Alhasil, meskipun dalam rencana strategisnya, kerjasama maritime Indonesia-Cina di atas kertas ternyata cukup menjanjikan, namun pada kenyataannya lebih banyak menguntungkan Cina daripada Indonesia.
Karena itu, kalaupun pemerintahan Presiden Jokowi memang serius untuk membangun keseimbangan baru menghadapi dominasi pengaruh Amerika dan sekutu-sekutu baratnya di Asia Tenggara, sudah saatnya Indonesia mencari format baru kerjasama strategis bidang maritime dengan negara lain.
Kemungkinan Rusia sebagai mitra strategis sebagai alternatif dari Cina, kiranya sudah selayaknya jadi bahan pertimbangan. Apalagi Presiden Vladimir Putin sendiri sudah mengisyaratkan akan membuka pintu kerjasama dengan negara-negara mitra di ASEAN, termasuk Indonesia. Pada Konferensi Tingkat Tinggi Asia Pacific Economic Cooperation (APEC) di Beijing November 2014 lalu, Putin mengatakan ngin memanfaatkan potensi kerja sama Rusia dengan Asia Tenggara untuk menguntungkan kedua pihak. Berkata Putin: “Rusia, sebagai bagian dari kawasan Asia Pasifik, harus menggunakan keunggulan mereka yang kompetitif menjadi pusat perkembangan ekonomi, teknologi, dan investasi yang tumbuh dengan cepat.”
Adapun keunggulan yang ditawarkan Putin ketika itu adalah wilayah Siberia dan Far East (Timur Jauh) Rusia.
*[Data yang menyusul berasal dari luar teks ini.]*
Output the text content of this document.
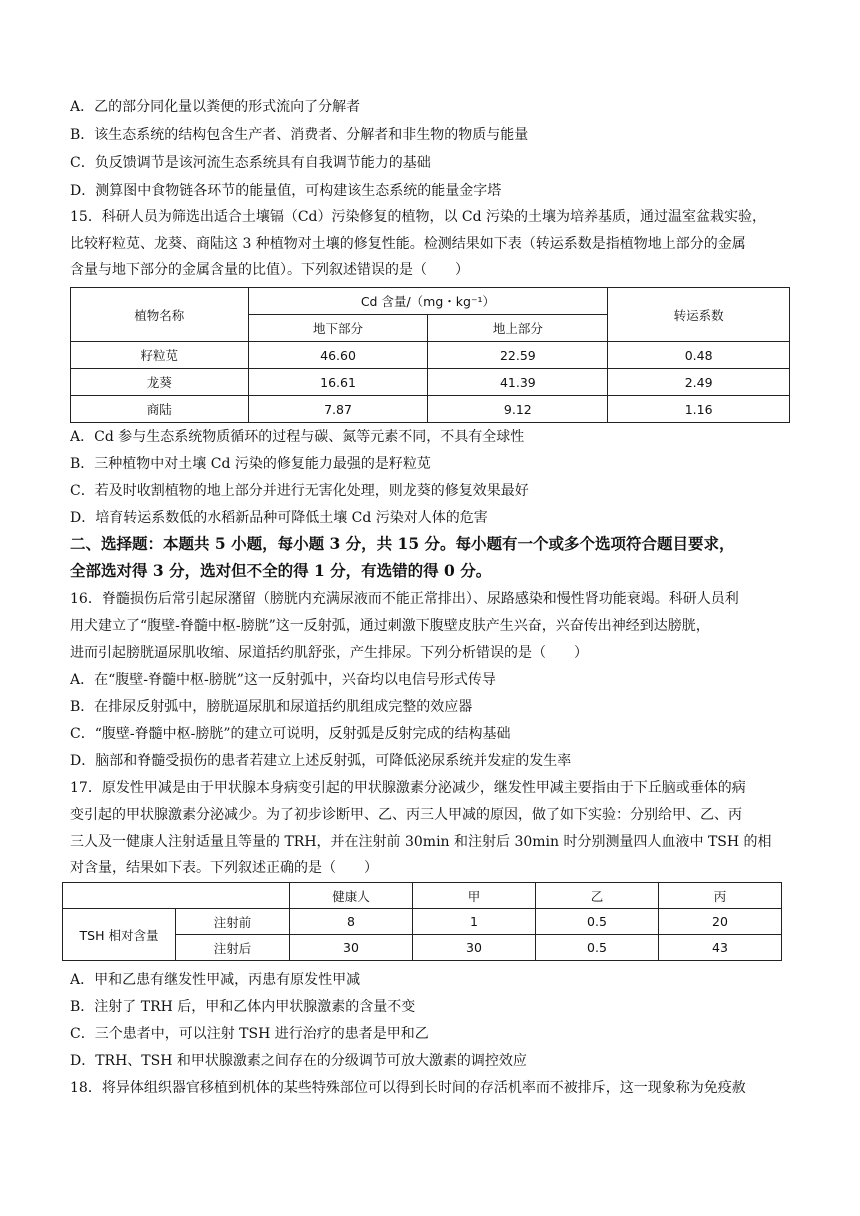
A．乙的部分同化量以粪便的形式流向了分解者
B．该生态系统的结构包含生产者、消费者、分解者和非生物的物质与能量
C．负反馈调节是该河流生态系统具有自我调节能力的基础
D．测算图中食物链各环节的能量值，可构建该生态系统的能量金字塔
15．科研人员为筛选出适合土壤镉（Cd）污染修复的植物，以 Cd 污染的土壤为培养基质，通过温室盆栽实验，
比较籽粒苋、龙葵、商陆这 3 种植物对土壤的修复性能。检测结果如下表（转运系数是指植物地上部分的金属
含量与地下部分的金属含量的比值）。下列叙述错误的是（　　）
植物名称	Cd 含量/（mg・kg⁻¹）		转运系数
	地下部分	地上部分	
籽粒苋	46.60	22.59	0.48
龙葵	16.61	41.39	2.49
商陆	7.87	9.12	1.16
A．Cd 参与生态系统物质循环的过程与碳、氮等元素不同，不具有全球性
B．三种植物中对土壤 Cd 污染的修复能力最强的是籽粒苋
C．若及时收割植物的地上部分并进行无害化处理，则龙葵的修复效果最好
D．培育转运系数低的水稻新品种可降低土壤 Cd 污染对人体的危害
二、选择题：本题共 5 小题，每小题 3 分，共 15 分。每小题有一个或多个选项符合题目要求，
全部选对得 3 分，选对但不全的得 1 分，有选错的得 0 分。
16．脊髓损伤后常引起尿潴留（膀胱内充满尿液而不能正常排出）、尿路感染和慢性肾功能衰竭。科研人员利
用犬建立了“腹壁-脊髓中枢-膀胱”这一反射弧，通过刺激下腹壁皮肤产生兴奋，兴奋传出神经到达膀胱，
进而引起膀胱逼尿肌收缩、尿道括约肌舒张，产生排尿。下列分析错误的是（　　）
A．在“腹壁-脊髓中枢-膀胱”这一反射弧中，兴奋均以电信号形式传导
B．在排尿反射弧中，膀胱逼尿肌和尿道括约肌组成完整的效应器
C．“腹壁-脊髓中枢-膀胱”的建立可说明，反射弧是反射完成的结构基础
D．脑部和脊髓受损伤的患者若建立上述反射弧，可降低泌尿系统并发症的发生率
17．原发性甲减是由于甲状腺本身病变引起的甲状腺激素分泌减少，继发性甲减主要指由于下丘脑或垂体的病
变引起的甲状腺激素分泌减少。为了初步诊断甲、乙、丙三人甲减的原因，做了如下实验：分别给甲、乙、丙
三人及一健康人注射适量且等量的 TRH，并在注射前 30min 和注射后 30min 时分别测量四人血液中 TSH 的相
对含量，结果如下表。下列叙述正确的是（　　）
		健康人	甲	乙	丙
TSH 相对含量	注射前	8	1	0.5	20
	注射后	30	30	0.5	43
A．甲和乙患有继发性甲减，丙患有原发性甲减
B．注射了 TRH 后，甲和乙体内甲状腺激素的含量不变
C．三个患者中，可以注射 TSH 进行治疗的患者是甲和乙
D．TRH、TSH 和甲状腺激素之间存在的分级调节可放大激素的调控效应
18．将异体组织器官移植到机体的某些特殊部位可以得到长时间的存活机率而不被排斥，这一现象称为免疫赦
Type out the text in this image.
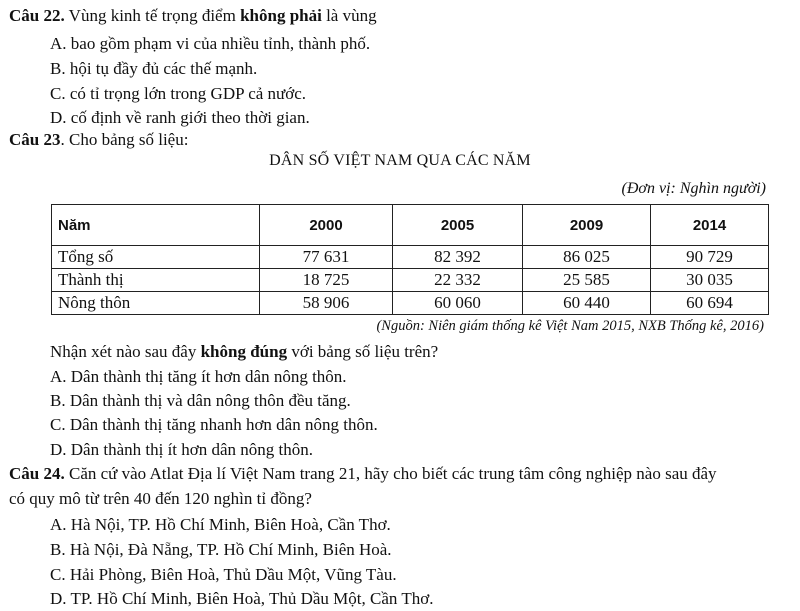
Câu 22. Vùng kinh tế trọng điểm không phải là vùng
A. bao gồm phạm vi của nhiều tỉnh, thành phố.
B. hội tụ đầy đủ các thế mạnh.
C. có tỉ trọng lớn trong GDP cả nước.
D. cố định về ranh giới theo thời gian.
Câu 23. Cho bảng số liệu:
DÂN SỐ VIỆT NAM QUA CÁC NĂM
(Đơn vị: Nghìn người)
Năm	2000	2005	2009	2014
Tổng số	77 631	82 392	86 025	90 729
Thành thị	18 725	22 332	25 585	30 035
Nông thôn	58 906	60 060	60 440	60 694
(Nguồn: Niên giám thống kê Việt Nam 2015, NXB Thống kê, 2016)
Nhận xét nào sau đây không đúng với bảng số liệu trên?
A. Dân thành thị tăng ít hơn dân nông thôn.
B. Dân thành thị và dân nông thôn đều tăng.
C. Dân thành thị tăng nhanh hơn dân nông thôn.
D. Dân thành thị ít hơn dân nông thôn.
Câu 24. Căn cứ vào Atlat Địa lí Việt Nam trang 21, hãy cho biết các trung tâm công nghiệp nào sau đây
có quy mô từ trên 40 đến 120 nghìn tỉ đồng?
A. Hà Nội, TP. Hồ Chí Minh, Biên Hoà, Cần Thơ.
B. Hà Nội, Đà Nẵng, TP. Hồ Chí Minh, Biên Hoà.
C. Hải Phòng, Biên Hoà, Thủ Dầu Một, Vũng Tàu.
D. TP. Hồ Chí Minh, Biên Hoà, Thủ Dầu Một, Cần Thơ.
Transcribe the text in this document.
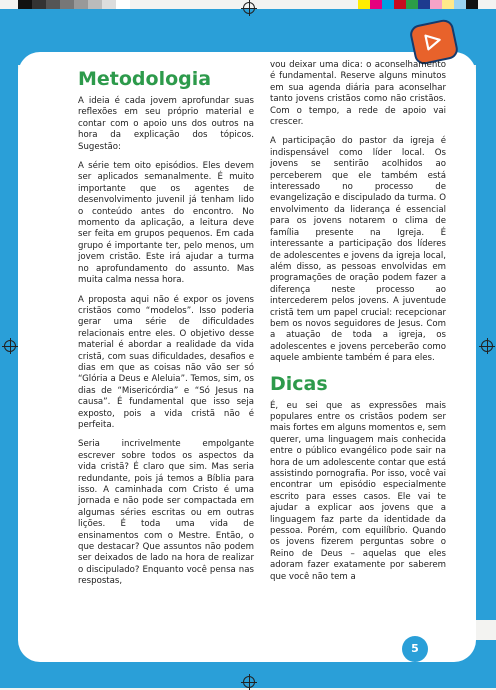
Metodologia

A ideia é cada jovem aprofundar suas reflexões em seu próprio material e contar com o apoio uns dos outros na hora da explicação dos tópicos. Sugestão:

A série tem oito episódios. Eles devem ser aplicados semanalmente. É muito importante que os agentes de desenvolvimento juvenil já tenham lido o conteúdo antes do encontro. No momento da aplicação, a leitura deve ser feita em grupos pequenos. Em cada grupo é importante ter, pelo menos, um jovem cristão. Este irá ajudar a turma no aprofundamento do assunto. Mas muita calma nessa hora.

A proposta aqui não é expor os jovens cristãos como “modelos”. Isso poderia gerar uma série de dificuldades relacionais entre eles. O objetivo desse material é abordar a realidade da vida cristã, com suas dificuldades, desafios e dias em que as coisas não vão ser só “Glória a Deus e Aleluia”. Temos, sim, os dias de “Misericórdia” e “Só Jesus na causa”. É fundamental que isso seja exposto, pois a vida cristã não é perfeita.

Seria incrivelmente empolgante escrever sobre todos os aspectos da vida cristã? É claro que sim. Mas seria redundante, pois já temos a Bíblia para isso. A caminhada com Cristo é uma jornada e não pode ser compactada em algumas séries escritas ou em outras lições. É toda uma vida de ensinamentos com o Mestre. Então, o que destacar? Que assuntos não podem ser deixados de lado na hora de realizar o discipulado? Enquanto você pensa nas respostas,

vou deixar uma dica: o aconselhamento é fundamental. Reserve alguns minutos em sua agenda diária para aconselhar tanto jovens cristãos como não cristãos. Com o tempo, a rede de apoio vai crescer.

A participação do pastor da igreja é indispensável como líder local. Os jovens se sentirão acolhidos ao perceberem que ele também está interessado no processo de evangelização e discipulado da turma. O envolvimento da liderança é essencial para os jovens notarem o clima de família presente na Igreja. É interessante a participação dos líderes de adolescentes e jovens da igreja local, além disso, as pessoas envolvidas em programações de oração podem fazer a diferença neste processo ao intercederem pelos jovens. A juventude cristã tem um papel crucial: recepcionar bem os novos seguidores de Jesus. Com a atuação de toda a igreja, os adolescentes e jovens perceberão como aquele ambiente também é para eles.

Dicas

É, eu sei que as expressões mais populares entre os cristãos podem ser mais fortes em alguns momentos e, sem querer, uma linguagem mais conhecida entre o público evangélico pode sair na hora de um adolescente contar que está assistindo pornografia. Por isso, você vai encontrar um episódio especialmente escrito para esses casos. Ele vai te ajudar a explicar aos jovens que a linguagem faz parte da identidade da pessoa. Porém, com equilíbrio. Quando os jovens fizerem perguntas sobre o Reino de Deus – aquelas que eles adoram fazer exatamente por saberem que você não tem a

5
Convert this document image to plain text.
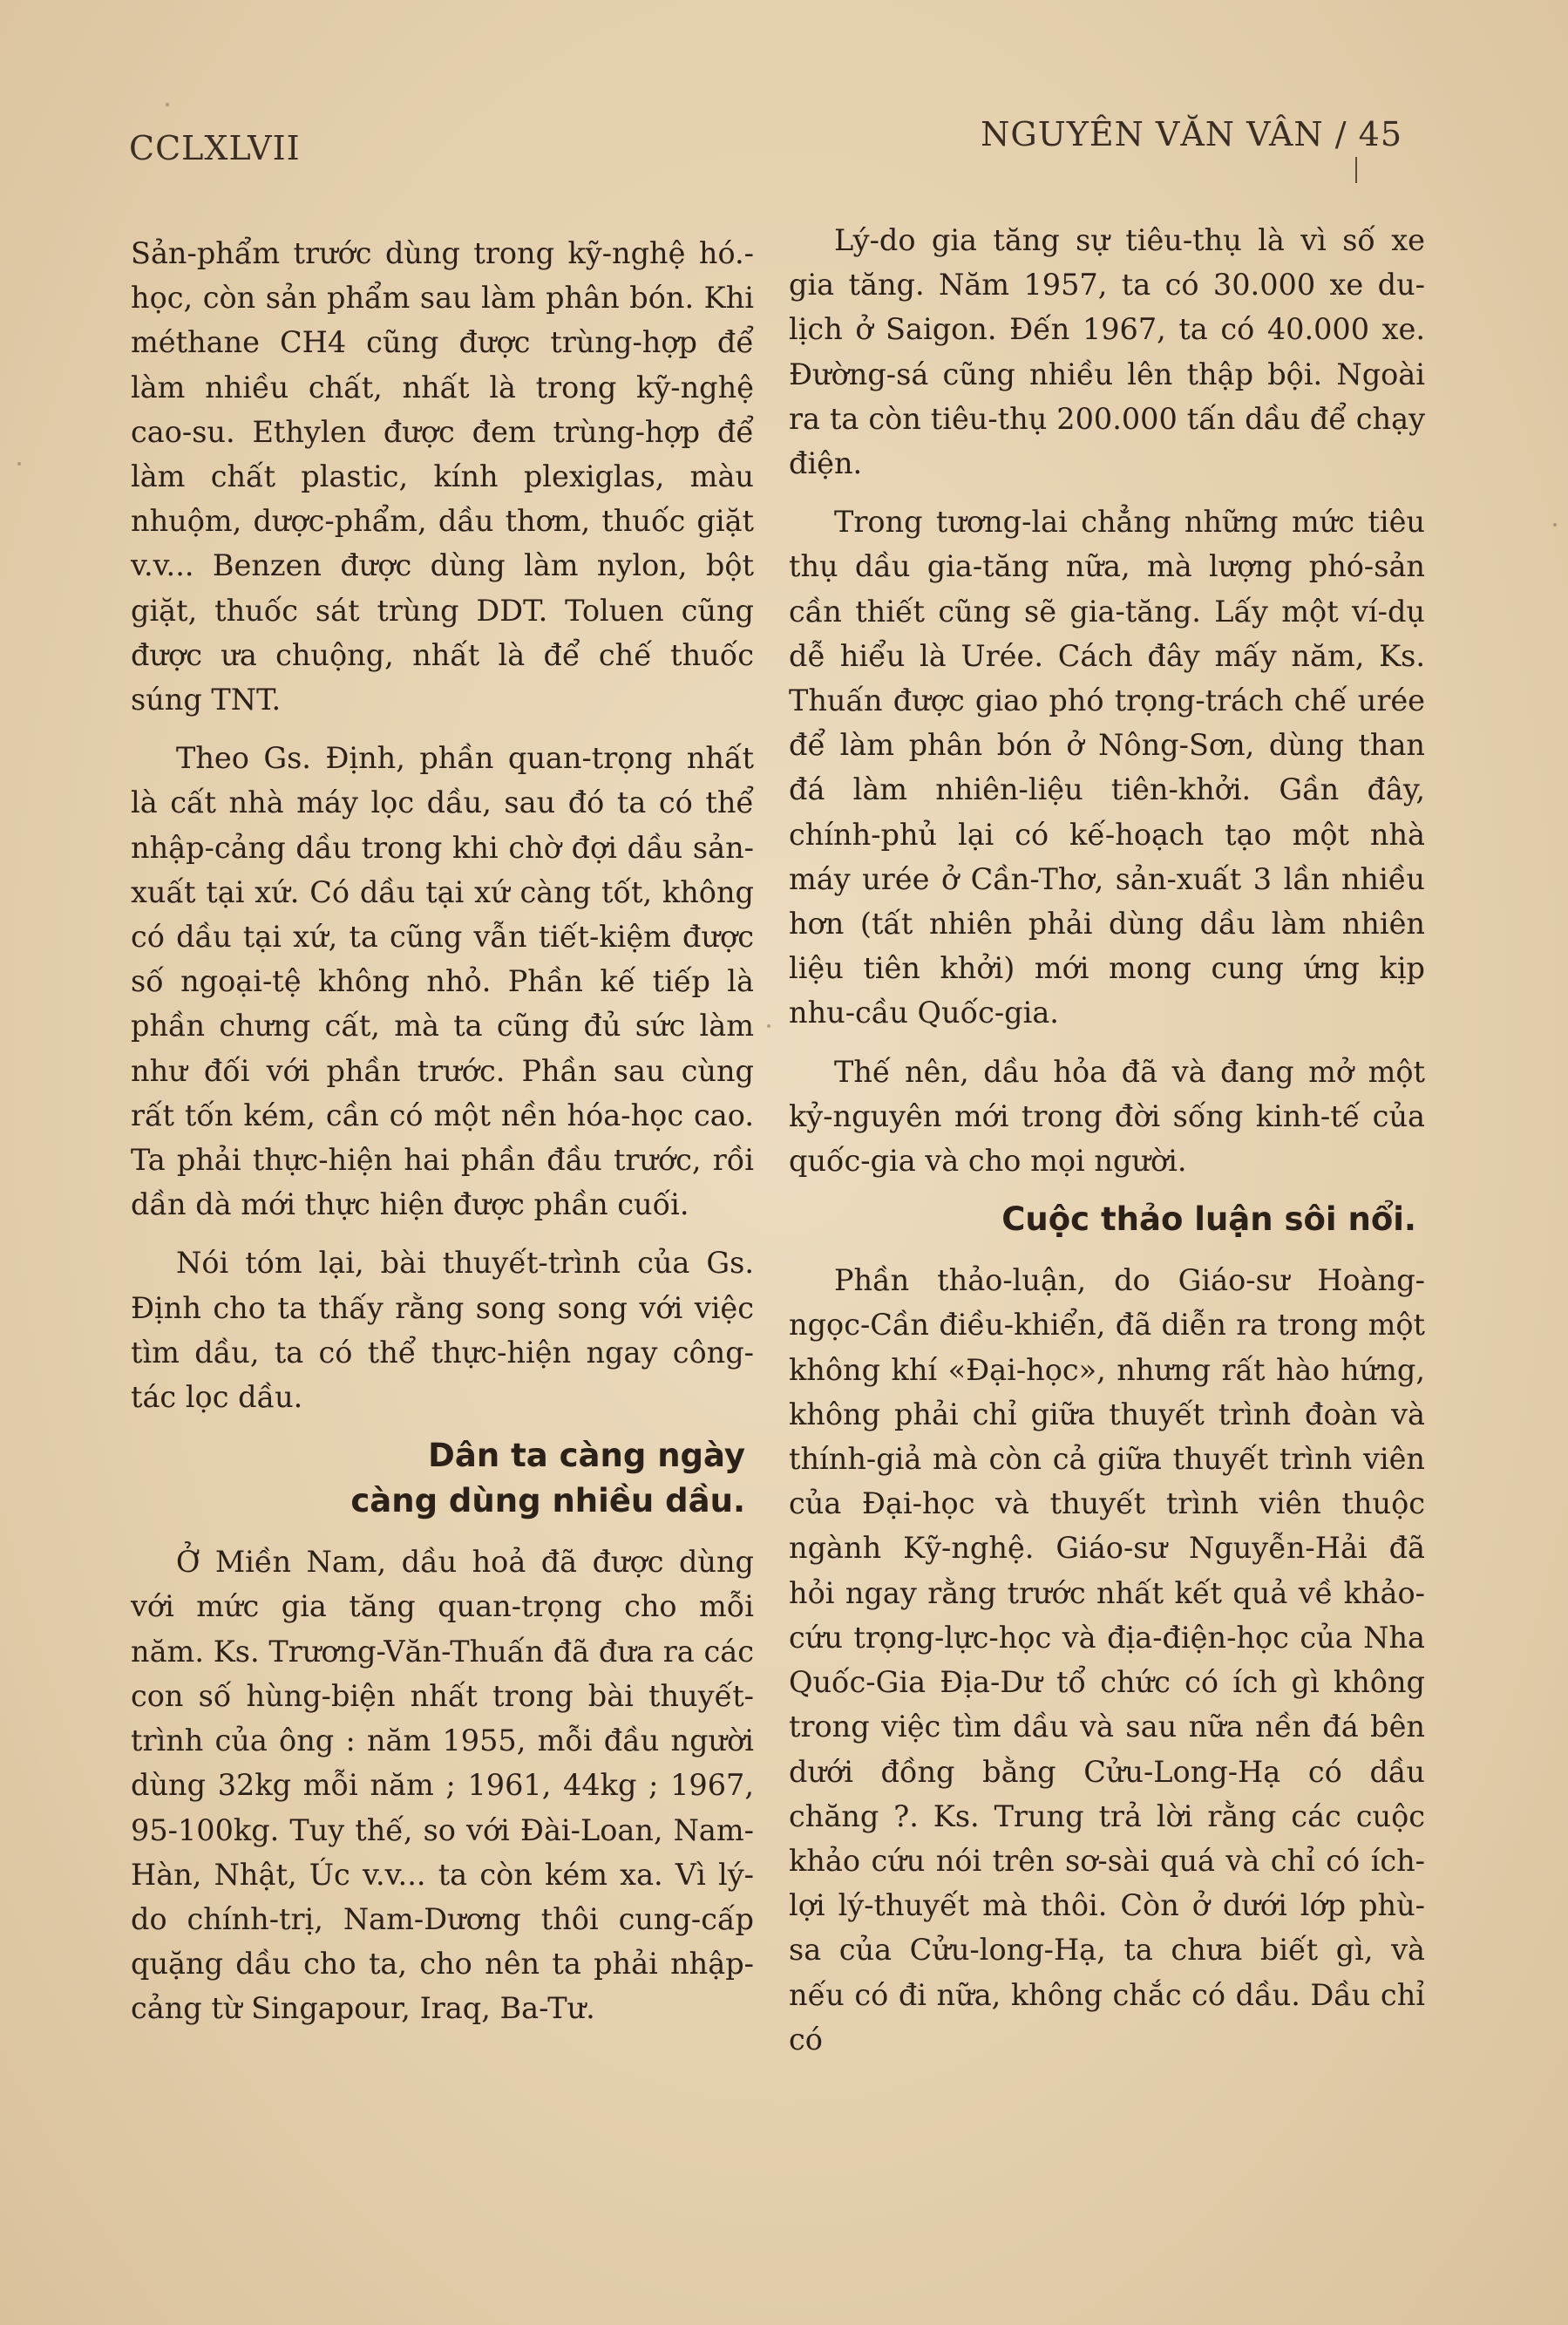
CCLXLVII	NGUYÊN VĂN VÂN / 45

Sản-phẩm trước dùng trong kỹ-nghệ hó.-học, còn sản phẩm sau làm phân bón. Khi méthane CH4 cũng được trùng-hợp để làm nhiều chất, nhất là trong kỹ-nghệ cao-su. Ethylen được đem trùng-hợp để làm chất plastic, kính plexiglas, màu nhuộm, dược-phẩm, dầu thơm, thuốc giặt v.v... Benzen được dùng làm nylon, bột giặt, thuốc sát trùng DDT. Toluen cũng được ưa chuộng, nhất là để chế thuốc súng TNT.

Theo Gs. Định, phần quan-trọng nhất là cất nhà máy lọc dầu, sau đó ta có thể nhập-cảng dầu trong khi chờ đợi dầu sản-xuất tại xứ. Có dầu tại xứ càng tốt, không có dầu tại xứ, ta cũng vẫn tiết-kiệm được số ngoại-tệ không nhỏ. Phần kế tiếp là phần chưng cất, mà ta cũng đủ sức làm như đối với phần trước. Phần sau cùng rất tốn kém, cần có một nền hóa-học cao. Ta phải thực-hiện hai phần đầu trước, rồi dần dà mới thực hiện được phần cuối.

Nói tóm lại, bài thuyết-trình của Gs. Định cho ta thấy rằng song song với việc tìm dầu, ta có thể thực-hiện ngay công-tác lọc dầu.

Dân ta càng ngày
càng dùng nhiều dầu.

Ở Miền Nam, dầu hoả đã được dùng với mức gia tăng quan-trọng cho mỗi năm. Ks. Trương-Văn-Thuấn đã đưa ra các con số hùng-biện nhất trong bài thuyết-trình của ông : năm 1955, mỗi đầu người dùng 32kg mỗi năm ; 1961, 44kg ; 1967, 95-100kg. Tuy thế, so với Đài-Loan, Nam-Hàn, Nhật, Úc v.v... ta còn kém xa. Vì lý-do chính-trị, Nam-Dương thôi cung-cấp quặng dầu cho ta, cho nên ta phải nhập-cảng từ Singapour, Iraq, Ba-Tư.

Lý-do gia tăng sự tiêu-thụ là vì số xe gia tăng. Năm 1957, ta có 30.000 xe du-lịch ở Saigon. Đến 1967, ta có 40.000 xe. Đường-sá cũng nhiều lên thập bội. Ngoài ra ta còn tiêu-thụ 200.000 tấn dầu để chạy điện.

Trong tương-lai chẳng những mức tiêu thụ dầu gia-tăng nữa, mà lượng phó-sản cần thiết cũng sẽ gia-tăng. Lấy một ví-dụ dễ hiểu là Urée. Cách đây mấy năm, Ks. Thuấn được giao phó trọng-trách chế urée để làm phân bón ở Nông-Sơn, dùng than đá làm nhiên-liệu tiên-khởi. Gần đây, chính-phủ lại có kế-hoạch tạo một nhà máy urée ở Cần-Thơ, sản-xuất 3 lần nhiều hơn (tất nhiên phải dùng dầu làm nhiên liệu tiên khởi) mới mong cung ứng kịp nhu-cầu Quốc-gia.

Thế nên, dầu hỏa đã và đang mở một kỷ-nguyên mới trong đời sống kinh-tế của quốc-gia và cho mọi người.

Cuộc thảo luận sôi nổi.

Phần thảo-luận, do Giáo-sư Hoàng-ngọc-Cần điều-khiển, đã diễn ra trong một không khí «Đại-học», nhưng rất hào hứng, không phải chỉ giữa thuyết trình đoàn và thính-giả mà còn cả giữa thuyết trình viên của Đại-học và thuyết trình viên thuộc ngành Kỹ-nghệ. Giáo-sư Nguyễn-Hải đã hỏi ngay rằng trước nhất kết quả về khảo-cứu trọng-lực-học và địa-điện-học của Nha Quốc-Gia Địa-Dư tổ chức có ích gì không trong việc tìm dầu và sau nữa nền đá bên dưới đồng bằng Cửu-Long-Hạ có dầu chăng ?. Ks. Trung trả lời rằng các cuộc khảo cứu nói trên sơ-sài quá và chỉ có ích-lợi lý-thuyết mà thôi. Còn ở dưới lớp phù-sa của Cửu-long-Hạ, ta chưa biết gì, và nếu có đi nữa, không chắc có dầu. Dầu chỉ có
Dalam kajian Global Future Institute menjelang KTT G20 20 pada 2013 lalu, Rusia mempunyai program unggulan terkait proyek pembangunan infrastruktur yang dipandang oleh negara beruang merah tersebut cukup strategis dari sudut pandang kepentingan dan prioritas nasionalnya.
Melalui Program of Development of Siberia and Far East, Rusia mengaitkan pembangunan infrastruktur dan upaya membangun pengaruh geopolitik di kawasan Asia Pasifik. Karena Siberia merupakan pintu masuk ke kawasan Asia Pasifik. Selain kenyataan bahwa wilayah Primorsky Krai dan kota Vladivostok saat ini dipandang sebagai pusat pertumbuhan ekonomi wilayah Timur Jauh Rusia. Wilayah ini juga berbatasan langsung dengan kawasan pertumbuhan ekonomi Asia Timur dan dekat dengan pusat-pusat perkembangan ekonomi di negara-negara kawasan Asia Pasifik yang notabene juga tergabung dalam forum ekonomi APEC.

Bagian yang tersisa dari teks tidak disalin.